I am fairly certain that most of the “gravitational” signal is broadband electromagnetic noise. And that it will refract. The gravitational potential and velocity time dilation (or redshift or change in vacuum index of refraction) should apply to the high frequency signals. They are electromagnetic, but it requires dealing with extended electromagnetic sources the size of the earth or sun or some part of them. I have a rough handle on those using methods from statistical mechanics, plasma physics, and many fields. but it is not completely integrated. I have to take each case one by one and figure out how best to deal with the complex signals. There are people better at that, but none of them are working with gravimeter signals on a regular basis (lots of groups I can barely keep up with all the new ones).
So these signals that arrive at the gravimeter station by diffusion of the gravitational potential, will be refracted, reflected, absorbed. They tend to have character much like the wind. Sometimes I think to myself “the local gravitational weather”.

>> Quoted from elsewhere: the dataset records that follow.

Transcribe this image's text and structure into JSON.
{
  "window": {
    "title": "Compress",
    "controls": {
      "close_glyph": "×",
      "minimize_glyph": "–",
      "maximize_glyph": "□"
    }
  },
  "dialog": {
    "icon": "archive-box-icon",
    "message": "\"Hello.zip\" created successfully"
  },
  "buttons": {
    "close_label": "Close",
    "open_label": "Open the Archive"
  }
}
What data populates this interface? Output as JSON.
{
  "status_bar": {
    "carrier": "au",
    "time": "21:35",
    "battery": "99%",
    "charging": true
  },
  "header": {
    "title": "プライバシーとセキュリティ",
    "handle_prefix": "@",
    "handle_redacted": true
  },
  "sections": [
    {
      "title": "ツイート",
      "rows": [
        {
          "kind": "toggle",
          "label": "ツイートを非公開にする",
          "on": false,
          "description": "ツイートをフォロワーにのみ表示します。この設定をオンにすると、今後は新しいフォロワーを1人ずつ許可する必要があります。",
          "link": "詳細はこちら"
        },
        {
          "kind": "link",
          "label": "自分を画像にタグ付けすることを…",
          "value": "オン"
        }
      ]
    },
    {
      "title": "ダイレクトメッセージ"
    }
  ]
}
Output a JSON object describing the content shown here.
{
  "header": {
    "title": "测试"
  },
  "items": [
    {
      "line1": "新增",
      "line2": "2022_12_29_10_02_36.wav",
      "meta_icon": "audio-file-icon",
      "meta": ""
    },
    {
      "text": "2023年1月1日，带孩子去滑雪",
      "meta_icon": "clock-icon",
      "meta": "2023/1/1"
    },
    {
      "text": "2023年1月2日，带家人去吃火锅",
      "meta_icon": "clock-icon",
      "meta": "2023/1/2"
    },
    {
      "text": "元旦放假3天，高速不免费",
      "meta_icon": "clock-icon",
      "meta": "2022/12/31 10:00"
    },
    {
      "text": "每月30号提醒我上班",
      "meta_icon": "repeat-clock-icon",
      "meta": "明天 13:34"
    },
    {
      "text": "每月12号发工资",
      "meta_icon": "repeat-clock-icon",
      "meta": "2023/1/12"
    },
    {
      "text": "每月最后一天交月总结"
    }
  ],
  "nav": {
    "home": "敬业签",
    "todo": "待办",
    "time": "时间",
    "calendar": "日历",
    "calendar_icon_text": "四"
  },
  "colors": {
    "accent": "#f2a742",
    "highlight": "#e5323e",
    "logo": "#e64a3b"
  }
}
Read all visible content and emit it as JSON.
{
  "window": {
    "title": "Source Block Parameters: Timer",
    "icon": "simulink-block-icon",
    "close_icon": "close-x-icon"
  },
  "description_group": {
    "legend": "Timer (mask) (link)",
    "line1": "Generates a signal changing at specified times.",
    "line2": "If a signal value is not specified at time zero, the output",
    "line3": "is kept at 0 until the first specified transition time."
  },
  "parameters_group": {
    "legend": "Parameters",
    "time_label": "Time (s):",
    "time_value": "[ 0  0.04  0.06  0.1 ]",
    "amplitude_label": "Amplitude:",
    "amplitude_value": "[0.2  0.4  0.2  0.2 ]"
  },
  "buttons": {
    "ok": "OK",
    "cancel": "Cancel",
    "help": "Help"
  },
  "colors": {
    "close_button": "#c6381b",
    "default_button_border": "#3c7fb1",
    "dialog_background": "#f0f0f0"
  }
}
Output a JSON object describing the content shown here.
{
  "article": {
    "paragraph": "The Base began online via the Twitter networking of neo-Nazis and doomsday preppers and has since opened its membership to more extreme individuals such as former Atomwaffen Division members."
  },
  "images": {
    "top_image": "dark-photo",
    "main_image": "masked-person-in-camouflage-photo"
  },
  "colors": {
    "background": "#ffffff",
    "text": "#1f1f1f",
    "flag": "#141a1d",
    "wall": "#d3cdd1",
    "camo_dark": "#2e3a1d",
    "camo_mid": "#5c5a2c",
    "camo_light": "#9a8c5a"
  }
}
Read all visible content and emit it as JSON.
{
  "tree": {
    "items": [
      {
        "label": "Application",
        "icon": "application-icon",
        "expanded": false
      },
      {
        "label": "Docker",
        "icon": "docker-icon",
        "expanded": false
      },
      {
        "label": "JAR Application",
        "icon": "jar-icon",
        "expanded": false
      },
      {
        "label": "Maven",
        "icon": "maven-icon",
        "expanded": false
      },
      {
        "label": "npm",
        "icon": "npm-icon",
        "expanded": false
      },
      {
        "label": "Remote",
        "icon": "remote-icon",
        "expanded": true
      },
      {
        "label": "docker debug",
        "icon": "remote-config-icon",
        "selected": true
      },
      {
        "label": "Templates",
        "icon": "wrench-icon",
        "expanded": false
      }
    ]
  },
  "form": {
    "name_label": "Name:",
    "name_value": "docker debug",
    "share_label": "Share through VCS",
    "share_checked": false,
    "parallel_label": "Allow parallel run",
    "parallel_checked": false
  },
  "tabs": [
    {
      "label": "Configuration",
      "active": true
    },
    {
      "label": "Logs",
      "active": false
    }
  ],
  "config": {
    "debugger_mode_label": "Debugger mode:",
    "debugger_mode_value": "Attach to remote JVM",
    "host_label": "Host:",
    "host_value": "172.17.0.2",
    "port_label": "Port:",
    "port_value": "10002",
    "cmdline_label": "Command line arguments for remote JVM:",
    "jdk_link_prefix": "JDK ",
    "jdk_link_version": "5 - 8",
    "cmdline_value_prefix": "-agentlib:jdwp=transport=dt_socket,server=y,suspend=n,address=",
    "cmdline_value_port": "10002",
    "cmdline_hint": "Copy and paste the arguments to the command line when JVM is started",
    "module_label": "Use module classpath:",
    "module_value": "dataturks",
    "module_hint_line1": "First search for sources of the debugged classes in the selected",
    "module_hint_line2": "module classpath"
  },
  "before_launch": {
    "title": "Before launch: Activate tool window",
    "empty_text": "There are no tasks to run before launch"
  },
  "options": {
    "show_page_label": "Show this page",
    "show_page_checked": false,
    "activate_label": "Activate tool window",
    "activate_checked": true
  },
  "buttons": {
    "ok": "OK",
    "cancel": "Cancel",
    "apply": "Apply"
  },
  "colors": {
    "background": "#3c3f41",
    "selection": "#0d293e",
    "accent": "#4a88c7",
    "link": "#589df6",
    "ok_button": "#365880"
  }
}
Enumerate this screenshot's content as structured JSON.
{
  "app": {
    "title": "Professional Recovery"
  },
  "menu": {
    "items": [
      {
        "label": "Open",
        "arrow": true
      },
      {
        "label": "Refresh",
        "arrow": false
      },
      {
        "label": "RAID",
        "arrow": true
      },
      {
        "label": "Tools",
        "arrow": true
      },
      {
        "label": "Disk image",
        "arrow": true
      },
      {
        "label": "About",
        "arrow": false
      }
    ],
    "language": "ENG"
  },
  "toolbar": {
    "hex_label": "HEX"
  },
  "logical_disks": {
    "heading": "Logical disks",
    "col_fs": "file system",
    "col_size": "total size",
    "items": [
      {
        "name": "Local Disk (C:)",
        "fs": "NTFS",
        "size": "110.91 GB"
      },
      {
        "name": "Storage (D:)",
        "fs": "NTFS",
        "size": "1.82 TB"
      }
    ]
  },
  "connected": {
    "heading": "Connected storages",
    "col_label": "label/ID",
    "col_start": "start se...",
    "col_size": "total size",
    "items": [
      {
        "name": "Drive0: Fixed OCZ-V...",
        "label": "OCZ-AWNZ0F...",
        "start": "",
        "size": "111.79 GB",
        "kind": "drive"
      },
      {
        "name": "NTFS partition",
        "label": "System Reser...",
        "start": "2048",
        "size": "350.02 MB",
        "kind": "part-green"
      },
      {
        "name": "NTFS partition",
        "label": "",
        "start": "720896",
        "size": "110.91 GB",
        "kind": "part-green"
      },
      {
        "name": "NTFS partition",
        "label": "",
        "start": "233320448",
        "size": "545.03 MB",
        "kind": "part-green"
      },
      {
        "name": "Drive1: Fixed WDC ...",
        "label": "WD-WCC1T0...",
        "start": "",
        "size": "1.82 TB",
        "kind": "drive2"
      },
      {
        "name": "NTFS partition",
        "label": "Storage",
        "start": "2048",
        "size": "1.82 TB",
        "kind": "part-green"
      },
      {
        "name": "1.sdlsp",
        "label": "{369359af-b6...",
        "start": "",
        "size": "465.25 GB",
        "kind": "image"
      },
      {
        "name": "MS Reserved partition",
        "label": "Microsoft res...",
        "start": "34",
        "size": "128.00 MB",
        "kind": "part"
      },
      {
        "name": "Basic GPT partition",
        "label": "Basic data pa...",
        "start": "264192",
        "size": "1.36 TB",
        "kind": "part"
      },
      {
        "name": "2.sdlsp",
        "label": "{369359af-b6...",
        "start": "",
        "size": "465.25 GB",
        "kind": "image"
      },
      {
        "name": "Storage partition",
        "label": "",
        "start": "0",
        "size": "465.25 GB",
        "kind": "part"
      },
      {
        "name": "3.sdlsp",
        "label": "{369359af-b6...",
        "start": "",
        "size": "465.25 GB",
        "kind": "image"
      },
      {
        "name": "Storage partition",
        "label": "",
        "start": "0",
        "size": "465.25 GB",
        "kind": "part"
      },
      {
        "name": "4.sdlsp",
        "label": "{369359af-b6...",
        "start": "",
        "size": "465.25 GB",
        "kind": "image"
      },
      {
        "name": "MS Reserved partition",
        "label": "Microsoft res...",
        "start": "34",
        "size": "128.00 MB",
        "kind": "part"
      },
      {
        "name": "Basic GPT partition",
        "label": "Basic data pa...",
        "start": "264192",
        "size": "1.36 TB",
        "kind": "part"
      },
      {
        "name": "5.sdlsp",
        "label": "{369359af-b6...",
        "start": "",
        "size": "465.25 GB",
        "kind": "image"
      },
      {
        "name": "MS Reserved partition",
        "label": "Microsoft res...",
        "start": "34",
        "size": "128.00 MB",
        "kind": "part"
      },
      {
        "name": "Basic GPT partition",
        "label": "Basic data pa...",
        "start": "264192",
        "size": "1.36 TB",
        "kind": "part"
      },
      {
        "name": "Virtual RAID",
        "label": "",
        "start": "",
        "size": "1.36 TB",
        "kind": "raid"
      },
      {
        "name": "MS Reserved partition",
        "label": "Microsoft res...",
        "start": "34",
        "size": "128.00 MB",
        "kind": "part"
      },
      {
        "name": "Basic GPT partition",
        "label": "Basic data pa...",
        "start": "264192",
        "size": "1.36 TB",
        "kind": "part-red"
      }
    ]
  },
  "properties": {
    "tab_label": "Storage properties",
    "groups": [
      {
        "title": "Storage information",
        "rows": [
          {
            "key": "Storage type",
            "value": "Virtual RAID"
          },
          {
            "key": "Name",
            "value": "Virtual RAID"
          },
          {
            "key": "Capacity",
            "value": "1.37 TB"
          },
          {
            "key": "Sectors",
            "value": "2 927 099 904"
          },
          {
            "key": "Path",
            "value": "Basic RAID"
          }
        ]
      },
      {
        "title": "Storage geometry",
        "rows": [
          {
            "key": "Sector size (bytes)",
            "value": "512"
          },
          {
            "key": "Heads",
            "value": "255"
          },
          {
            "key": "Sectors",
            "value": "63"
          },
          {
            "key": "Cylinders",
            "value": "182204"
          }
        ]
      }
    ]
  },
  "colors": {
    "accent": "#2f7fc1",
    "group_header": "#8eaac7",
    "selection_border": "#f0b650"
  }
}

The strain sensors measure the position. The seismometers measure the velocity. The accelerometers, vibration sensors, gravimeters measure the acceleration. The LIGO and Mossbauer detector I think are mostly measuring changes in the local energy density or the local potential field. That is hard to measure. Like measuring pressure. But the acceleration is a force and almost ALL the electronic sensor do a good job with that. The atom interferometer gravimeters could be the best but they usually use vacuum laser and detection methods that are expensive and bulky. The MEMS gravimeters are good for three axis low cost applications – and for stationary or near stationary application an use continuous three axis high samples per second methods to calibrate all three axes to the sun and moon tidal signal. Once earth based sources are tracked continuously then even the local climate models can be used to calculate the spatial and temporal three axis signal that will arrive at each sensor in an array of three axis detectors.
But there are so many groups now. And many devices that are sensitive enough to routinely measure gravitational potential variations – either directly like Mossbauer and LIGO, or by gradients by gravimeter, gravity gradiometer, or tensor detectors (all directions and pairs).
One thing I will keep mentioning is that the best gravitational detector is an electron detector. If you say “electron intererometer gravimeter” that is a real thing. But it is much much too narrow to capture the richness and creativity of what people are doing or could be doing.
The electron is well studied and has a vast array of tools. It has charge for Coulomb fields and force. It has magnetic moment for scattering, formation of superconducting and entangled pairs, for precise frequency measurements and direction measurements. And it has a mass that is nicely tied to the local gravitational potential through the relativistic (velocity and potential) relations. MANY precise measurements of electron transitions – in atoms, molecules, in small floating gate electron wells of memory chips, in the wells of cameras in dark mode, in purpose built arrays and printed antennas – to measure the change in the current is to measure the acceleration.
Since the electron is so versatile and useful, I normally recommend just use an extended framework where you calculate the full Taylor series. Monitor the position (0), velocity (1), acceleration (2), jerk (3), snap (4), crackle (5), pop (6). I did some experiments where I went twenty time derivatives out and there was still data to be found. Crackle is the 5th time derivative of the position, the 4th time derivative of the velocity, the 3rd time derivative of the acceleration. And those data streams are easy to monitor in real time. To correlate, and to share.